Nach dem Kaffeetrinken geht’s zunächst zum Stiftshof. Judit Riedel-Orlai zeigt ein Foto des Areals aus früheren Zeiten. „Vor über zehn Jahren. Da ist einiges gemacht worden“, kommentiert sie. Die Rede ist ferner von den Hessonen und den Backnanger Markgrafen. „Ihre Geschichte fing mit einer Hochzeit an. Mit dieser Eheschließung wurde Backnang badisch.“ Die Stadtführerin zaubert aus ihrer Tasche eine Kopfbedeckung von anno dazumal. „Solche Hauben haben die unverheirateten Frauen getragen.“ Die Gäste dürfen das schöne Stück anfassen, den Stoff fühlen. Auch sie kommen ins Erzählen. Es ist eine nette Runde, die zusammen einen kurzweiligen Nachmittag verbringt Wenn Andrea Leissner ein paar Gymnastikübungen ins Stadttourismusprogramm einbaut, fügt sich das harmonisch ins Gesamtkonzept ein. Alle machen gerne mit, wenn sie etwa ein imaginäres Schwert schwingen sollen – Anknüpfungspunkt ist die Markgrafenskulptur auf dem Stiftshof. Zwischen Gymnastik und Geschichte besteht plötzlich eine Verbindung – und man spürt, dass es gut tut, seine Muskeln zu fordern, eine bestimmte Form der Heiterkeit stellt sich ein. Gleich danach dürfen eine Schuhsohle aus Leder und ein Stück Leder angefasst werden, die Judit Riedel-Orlai mitgebracht hat. Weil Backnang ja einmal eine Gerberstadt war. Beim Blick vom Freithof hinunter auf die Bleichwiese kommt Riedel-Orlai nicht nur auf die Lederindustrie, sondern auch auf das ehemalige Kaufhaus Max Mayer zu sprechen, in dem offensichtlich alle Teilnehmer schon eingekauft haben. Lang lang ist’s her. In der Galerie der Stadt besichtigen die Spaziergänger den gotischen Chor, anschließend geht es hinunter zum Rathaus zur Skulpturengruppe „Die Claque“ von Guido Messer. Die Claqueure beklatschen die Stadtspaziergänger und die Stadtspaziergänger die Menschen, die mit ihnen dieses Stück Wegs gegangen sind. Am Gänsebrunnen endet die Tour. Es gibt noch eine letzte Übungseinheit. Diesmal geht es um Bewegung, Konzentration und Koordination. Eine Passantin bleibt stehen und macht mit. Premiere gelungen.

Info
„Eine Bewegung in die richtige Richtung“

Weitere bewegte Stadtspaziergänge für demenziell erkrankte Menschen gibt es am 12. Juli und am 18. Oktober dieses Jahres.
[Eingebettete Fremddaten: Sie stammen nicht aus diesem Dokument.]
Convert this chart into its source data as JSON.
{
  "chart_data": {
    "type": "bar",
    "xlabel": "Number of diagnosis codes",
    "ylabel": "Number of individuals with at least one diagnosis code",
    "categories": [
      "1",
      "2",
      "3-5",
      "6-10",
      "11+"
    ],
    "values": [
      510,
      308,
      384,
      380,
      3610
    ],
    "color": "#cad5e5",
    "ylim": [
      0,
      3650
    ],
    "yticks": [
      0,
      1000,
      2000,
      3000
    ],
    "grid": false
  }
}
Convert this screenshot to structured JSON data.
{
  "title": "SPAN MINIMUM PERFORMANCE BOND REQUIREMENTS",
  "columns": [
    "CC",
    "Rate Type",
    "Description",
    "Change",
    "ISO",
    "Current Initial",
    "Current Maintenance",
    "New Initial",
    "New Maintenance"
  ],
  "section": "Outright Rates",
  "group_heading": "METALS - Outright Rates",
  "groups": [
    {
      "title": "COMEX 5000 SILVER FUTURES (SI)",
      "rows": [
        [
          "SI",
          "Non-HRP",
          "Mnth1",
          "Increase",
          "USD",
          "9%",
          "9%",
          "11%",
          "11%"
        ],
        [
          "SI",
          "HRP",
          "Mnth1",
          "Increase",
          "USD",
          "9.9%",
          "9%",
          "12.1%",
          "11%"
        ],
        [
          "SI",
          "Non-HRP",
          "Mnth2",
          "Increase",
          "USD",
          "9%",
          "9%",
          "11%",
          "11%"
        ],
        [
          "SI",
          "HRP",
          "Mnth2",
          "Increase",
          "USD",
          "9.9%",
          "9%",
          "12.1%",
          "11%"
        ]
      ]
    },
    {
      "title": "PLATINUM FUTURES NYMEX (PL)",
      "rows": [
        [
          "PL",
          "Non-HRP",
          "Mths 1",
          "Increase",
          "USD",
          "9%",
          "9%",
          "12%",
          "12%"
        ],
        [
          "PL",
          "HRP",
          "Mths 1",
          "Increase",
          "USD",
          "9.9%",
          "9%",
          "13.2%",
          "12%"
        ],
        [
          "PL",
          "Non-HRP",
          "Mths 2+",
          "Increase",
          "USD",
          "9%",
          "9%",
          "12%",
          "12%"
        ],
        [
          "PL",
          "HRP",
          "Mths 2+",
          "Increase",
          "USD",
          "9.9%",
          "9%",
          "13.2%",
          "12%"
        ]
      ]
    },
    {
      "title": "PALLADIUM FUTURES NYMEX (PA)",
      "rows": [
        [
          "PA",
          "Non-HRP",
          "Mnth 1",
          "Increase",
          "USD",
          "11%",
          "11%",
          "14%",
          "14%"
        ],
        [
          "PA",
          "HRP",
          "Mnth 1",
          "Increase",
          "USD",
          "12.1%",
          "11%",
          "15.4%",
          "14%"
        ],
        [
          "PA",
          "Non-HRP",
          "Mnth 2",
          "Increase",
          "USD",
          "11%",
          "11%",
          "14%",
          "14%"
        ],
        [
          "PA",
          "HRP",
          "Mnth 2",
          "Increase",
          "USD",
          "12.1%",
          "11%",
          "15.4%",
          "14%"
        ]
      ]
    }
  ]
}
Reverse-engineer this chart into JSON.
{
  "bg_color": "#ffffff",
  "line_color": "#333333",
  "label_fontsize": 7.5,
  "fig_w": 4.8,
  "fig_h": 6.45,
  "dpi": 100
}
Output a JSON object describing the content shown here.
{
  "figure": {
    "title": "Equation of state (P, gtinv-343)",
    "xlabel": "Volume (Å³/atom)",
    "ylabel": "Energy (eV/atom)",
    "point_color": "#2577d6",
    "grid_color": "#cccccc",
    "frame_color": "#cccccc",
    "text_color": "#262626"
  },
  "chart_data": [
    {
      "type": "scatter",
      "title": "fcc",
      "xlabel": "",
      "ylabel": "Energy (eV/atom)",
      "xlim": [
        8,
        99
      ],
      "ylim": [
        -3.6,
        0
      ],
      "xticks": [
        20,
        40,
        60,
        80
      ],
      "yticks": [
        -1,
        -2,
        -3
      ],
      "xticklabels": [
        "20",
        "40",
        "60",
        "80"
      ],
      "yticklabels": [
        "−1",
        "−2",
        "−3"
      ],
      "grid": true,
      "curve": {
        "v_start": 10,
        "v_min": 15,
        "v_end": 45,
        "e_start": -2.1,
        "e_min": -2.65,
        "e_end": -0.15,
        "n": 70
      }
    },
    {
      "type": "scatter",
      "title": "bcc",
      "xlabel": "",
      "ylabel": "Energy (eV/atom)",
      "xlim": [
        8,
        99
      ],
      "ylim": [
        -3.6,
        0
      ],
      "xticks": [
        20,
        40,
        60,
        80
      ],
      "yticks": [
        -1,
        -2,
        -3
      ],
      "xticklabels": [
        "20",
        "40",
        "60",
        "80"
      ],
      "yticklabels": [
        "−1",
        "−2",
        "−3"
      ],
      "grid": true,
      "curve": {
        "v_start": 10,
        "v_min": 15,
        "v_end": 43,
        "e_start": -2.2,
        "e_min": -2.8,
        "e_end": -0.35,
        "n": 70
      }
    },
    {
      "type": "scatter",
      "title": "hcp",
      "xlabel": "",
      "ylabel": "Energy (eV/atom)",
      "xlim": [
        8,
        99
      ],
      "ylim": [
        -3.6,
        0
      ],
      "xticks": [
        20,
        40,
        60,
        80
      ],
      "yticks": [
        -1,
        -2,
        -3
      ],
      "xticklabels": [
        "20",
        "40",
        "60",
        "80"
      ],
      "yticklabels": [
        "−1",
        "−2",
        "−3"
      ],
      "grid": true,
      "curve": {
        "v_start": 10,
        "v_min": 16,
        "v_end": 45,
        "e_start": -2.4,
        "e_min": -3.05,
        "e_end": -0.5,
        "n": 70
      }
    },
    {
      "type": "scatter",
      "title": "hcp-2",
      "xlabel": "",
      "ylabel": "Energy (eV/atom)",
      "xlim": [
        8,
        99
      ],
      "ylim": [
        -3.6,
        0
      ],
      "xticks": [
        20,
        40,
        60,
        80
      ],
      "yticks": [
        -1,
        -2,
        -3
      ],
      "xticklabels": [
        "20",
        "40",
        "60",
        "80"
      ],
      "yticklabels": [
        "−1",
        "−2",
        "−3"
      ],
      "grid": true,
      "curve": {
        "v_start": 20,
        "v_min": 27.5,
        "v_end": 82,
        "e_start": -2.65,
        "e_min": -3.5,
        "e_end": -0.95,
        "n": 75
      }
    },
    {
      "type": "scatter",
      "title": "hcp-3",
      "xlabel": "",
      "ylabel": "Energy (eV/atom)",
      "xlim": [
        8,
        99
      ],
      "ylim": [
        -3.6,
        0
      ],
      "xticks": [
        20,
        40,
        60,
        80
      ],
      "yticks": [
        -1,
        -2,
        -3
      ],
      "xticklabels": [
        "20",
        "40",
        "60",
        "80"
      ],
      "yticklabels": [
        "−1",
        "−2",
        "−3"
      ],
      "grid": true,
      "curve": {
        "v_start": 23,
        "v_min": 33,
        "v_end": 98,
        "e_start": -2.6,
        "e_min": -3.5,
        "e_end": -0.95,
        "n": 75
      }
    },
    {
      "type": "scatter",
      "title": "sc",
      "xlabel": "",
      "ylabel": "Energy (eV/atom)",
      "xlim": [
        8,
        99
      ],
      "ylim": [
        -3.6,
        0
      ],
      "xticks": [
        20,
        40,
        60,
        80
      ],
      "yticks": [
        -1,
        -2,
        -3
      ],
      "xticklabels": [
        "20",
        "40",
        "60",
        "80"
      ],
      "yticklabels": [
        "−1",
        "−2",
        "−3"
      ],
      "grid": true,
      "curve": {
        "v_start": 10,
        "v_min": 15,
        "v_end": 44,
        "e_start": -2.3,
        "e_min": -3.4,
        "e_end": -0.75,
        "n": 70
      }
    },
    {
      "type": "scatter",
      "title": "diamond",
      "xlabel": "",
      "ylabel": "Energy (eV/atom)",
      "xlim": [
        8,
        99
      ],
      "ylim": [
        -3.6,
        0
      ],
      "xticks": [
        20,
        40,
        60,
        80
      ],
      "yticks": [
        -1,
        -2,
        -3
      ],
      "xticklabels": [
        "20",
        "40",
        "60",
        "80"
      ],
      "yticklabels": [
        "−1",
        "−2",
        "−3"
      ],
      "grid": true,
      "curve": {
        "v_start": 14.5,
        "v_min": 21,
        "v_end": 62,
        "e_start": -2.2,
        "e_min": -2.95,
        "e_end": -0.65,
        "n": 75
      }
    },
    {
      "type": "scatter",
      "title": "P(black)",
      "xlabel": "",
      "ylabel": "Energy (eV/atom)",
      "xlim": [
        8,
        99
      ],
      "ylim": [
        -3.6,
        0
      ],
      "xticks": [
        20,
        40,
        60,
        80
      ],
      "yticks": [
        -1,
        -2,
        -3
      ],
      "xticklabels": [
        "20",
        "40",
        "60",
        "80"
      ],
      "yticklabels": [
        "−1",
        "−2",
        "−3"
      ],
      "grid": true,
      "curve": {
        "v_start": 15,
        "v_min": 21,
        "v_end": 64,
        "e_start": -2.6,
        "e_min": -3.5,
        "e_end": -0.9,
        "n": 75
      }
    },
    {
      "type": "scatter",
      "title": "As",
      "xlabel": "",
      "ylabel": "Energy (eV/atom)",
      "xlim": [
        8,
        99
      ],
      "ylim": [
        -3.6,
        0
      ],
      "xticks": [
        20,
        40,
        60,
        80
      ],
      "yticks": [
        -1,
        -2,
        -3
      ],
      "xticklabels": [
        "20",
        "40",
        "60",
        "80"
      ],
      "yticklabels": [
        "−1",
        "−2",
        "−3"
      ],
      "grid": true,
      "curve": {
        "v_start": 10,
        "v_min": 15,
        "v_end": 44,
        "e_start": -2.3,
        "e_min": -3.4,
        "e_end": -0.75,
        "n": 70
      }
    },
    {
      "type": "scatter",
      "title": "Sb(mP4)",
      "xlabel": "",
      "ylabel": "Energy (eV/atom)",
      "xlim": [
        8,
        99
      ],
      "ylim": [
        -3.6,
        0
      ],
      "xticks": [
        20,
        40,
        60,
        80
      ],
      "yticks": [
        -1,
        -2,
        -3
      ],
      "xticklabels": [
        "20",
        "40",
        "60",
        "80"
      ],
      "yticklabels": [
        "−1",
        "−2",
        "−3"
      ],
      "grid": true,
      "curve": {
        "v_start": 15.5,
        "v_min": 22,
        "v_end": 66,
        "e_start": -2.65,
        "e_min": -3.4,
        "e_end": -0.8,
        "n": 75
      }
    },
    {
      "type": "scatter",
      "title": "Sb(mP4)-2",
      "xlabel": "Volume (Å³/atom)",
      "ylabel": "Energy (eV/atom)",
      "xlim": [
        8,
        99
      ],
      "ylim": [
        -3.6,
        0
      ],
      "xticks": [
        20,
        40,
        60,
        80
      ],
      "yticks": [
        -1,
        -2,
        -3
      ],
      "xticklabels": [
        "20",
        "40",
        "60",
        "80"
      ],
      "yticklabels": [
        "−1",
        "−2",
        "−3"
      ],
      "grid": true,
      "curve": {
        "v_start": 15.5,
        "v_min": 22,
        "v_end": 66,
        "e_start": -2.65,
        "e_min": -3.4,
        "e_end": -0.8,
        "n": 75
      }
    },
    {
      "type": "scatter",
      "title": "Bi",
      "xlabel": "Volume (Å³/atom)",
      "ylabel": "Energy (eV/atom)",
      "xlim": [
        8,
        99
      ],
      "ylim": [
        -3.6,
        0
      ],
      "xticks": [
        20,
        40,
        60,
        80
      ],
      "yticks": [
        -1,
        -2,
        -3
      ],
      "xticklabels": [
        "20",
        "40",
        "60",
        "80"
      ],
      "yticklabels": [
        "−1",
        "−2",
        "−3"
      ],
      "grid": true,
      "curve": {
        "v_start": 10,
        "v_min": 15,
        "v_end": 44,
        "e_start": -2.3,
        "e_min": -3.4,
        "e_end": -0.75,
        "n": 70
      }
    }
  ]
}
Anmelden kann man sich über die Geschäftsstelle der TSG Backnang unter Telefon 07191/86187 oder per E-Mail an claudia.krimmer@tsg-backnang.de

OB Frank Nopper schrieb in seinem Grußwort zu den Backnanger Veranstaltungen zum Weltalzheimertag: Viele Veranstaltungen befassen sich mit Demenz, aber nur ganz wenige mit Demenz und Bewegung. Es ist deswegen gut und richtig, dass die TSG Backnang 1846 diese Lücke schließt. Bisher gibt es zwar kein Heilmittel gegen Demenz, aber man kann immerhin sagen: Sport, Spiel und Bewegung wirken präventiv und mildern die Demenzerkrankung ab, jedenfalls können sie dem Erkrankten und dessen Angehörigen neuen Mut, Zuversicht und Selbstbewusstsein geben. Sport, Spiel und Bewegung entreißt den Demenzerkrankten die Vereinsamung und macht sie zum Teil einer sportlichen Gemeinschaft, in der freundschaftliche Bande geknüpft werden können und der Geist wacher bleibt. Und Sport, Spiel und Bewegung sind auch eine Form des Helfens, aber es braucht auch eine Kultur des Helfens. Die Betroffenen brauchen Wertschätzung, Respekt und empathische Zuwendung und den Zugang zu den Bewegungsmöglichkeiten, aber sie brauchen vor allem auch den Zugang zu unseren Köpfen und Herzen. Deswegen ist die Initiative der TSG Backnang 1846, die mehr Bewegung für Ältere und Betroffene zum Inhalt hat, eine Bewegung in die richtige Richtung, eine Bewegung für neue sportliche Aktivitäten innerhalb unserer Sportvereine und eine Bewegung für ein besseres Leben der Demenzerkrankten.